Eine Tabelle im Anhang führt alle Abbildungen mit näheren Angaben zu Provenienz und Vorkommen der Objekte übersichtlich auf, was das gezielte Auffinden der Stücke im Buch erleichtert. Durch Verweise auf die das jeweilige Stück betreffenden kulturwissenschaftlichen Texte sind Katalog und Apparat verknüpft. Im Glossar ist vor allem textilgeschichtliches und ‑technisches Spezialvokabular von Abnäher bis Zwirn erklärt; es ist für Laien hilfreich und solide. Wenn man das Haar in der Suppe suchen möchte, könnte man hier anmerken, dass im 19. Jahrhundert in der Lausitz die Unterschiede von Dromedar- und Kamelhaar beim „Schamlot“ höchstens etymologisch eine Rolle gespielt haben dürften.

An wen sich das Buch richtet, ist nicht ganz eindeutig, was auch der Reihe „Sächsische Museen/Fundus“ geschuldet sein könnte, die es sich zum Ziel gemacht hat, „den umfangreichen ‚fundus‘ sächsischer Museen sowohl der wissenschaftlichen Forschung als auch einem breiten Publikum zu erschließen“, wie der Internetseite zu entnehmen ist (https://www.museumswesen.smwk.sachsen.de/427.htm).
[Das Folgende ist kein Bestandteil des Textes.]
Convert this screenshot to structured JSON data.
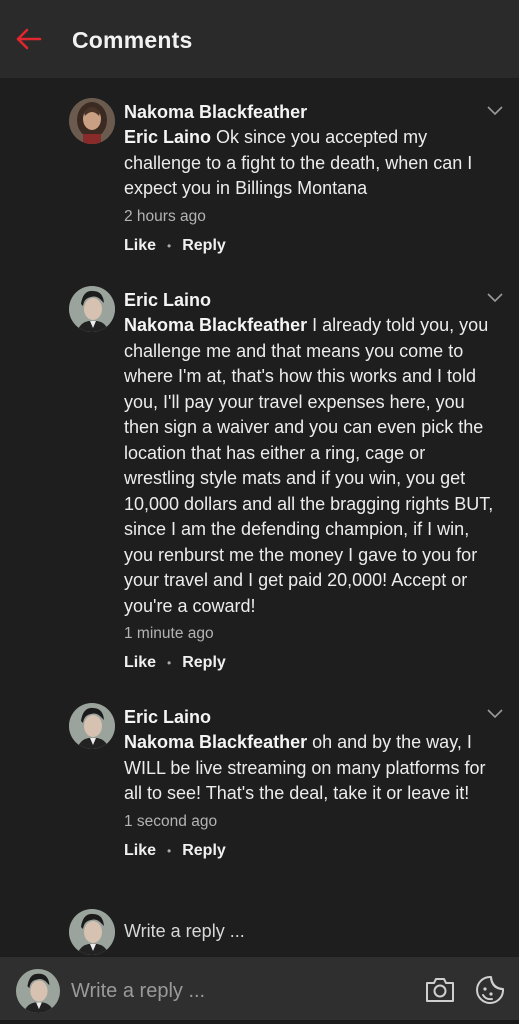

Das tut der Qualität jedoch keinen Abbruch; mündige Leser*innen, egal ob Laien oder aus den Fachwissenschaften, werden für sich Neues oder Gewinnbringendes entdecken. Gerade für die objektorientierte Kleidungsforschung liefert das Buch einen eindrucksvollen Impuls dafür, sich eingehend mit den eigenen Beständen zu befassen, diese mit anderen zu vergleichen und vermeintliche Gewissheiten und Differenzierungen immer wieder aufs Neue zu hinterfragen.

Was in dem vorliegenden Band präsentiert wird ist zu größten Teilen das, was gemeinhin als „Kärrnerarbeit“ bezeichnet wird, ein Begriff aber auch eine akademische Arbeitsweise, die angesichts der vermeintlich Allverfügbarkeit von (vor allem historischen) Informationen anscheinend beinahe in Vergessen geraten ist. In „Seide, Samt und feiner Zwirn“ wird ersichtlich, warum „Kärrnerarbeit“ noch immer enorme Relevanz für den kulturwissenschaftlichen Erkenntnisgewinn besitzt, warum das Zusammentragen, genaue Beschreiben und Vergleichen von Objekten und Quellen zentrale Aufgaben sind, die noch lange nicht abgeschlossen sind.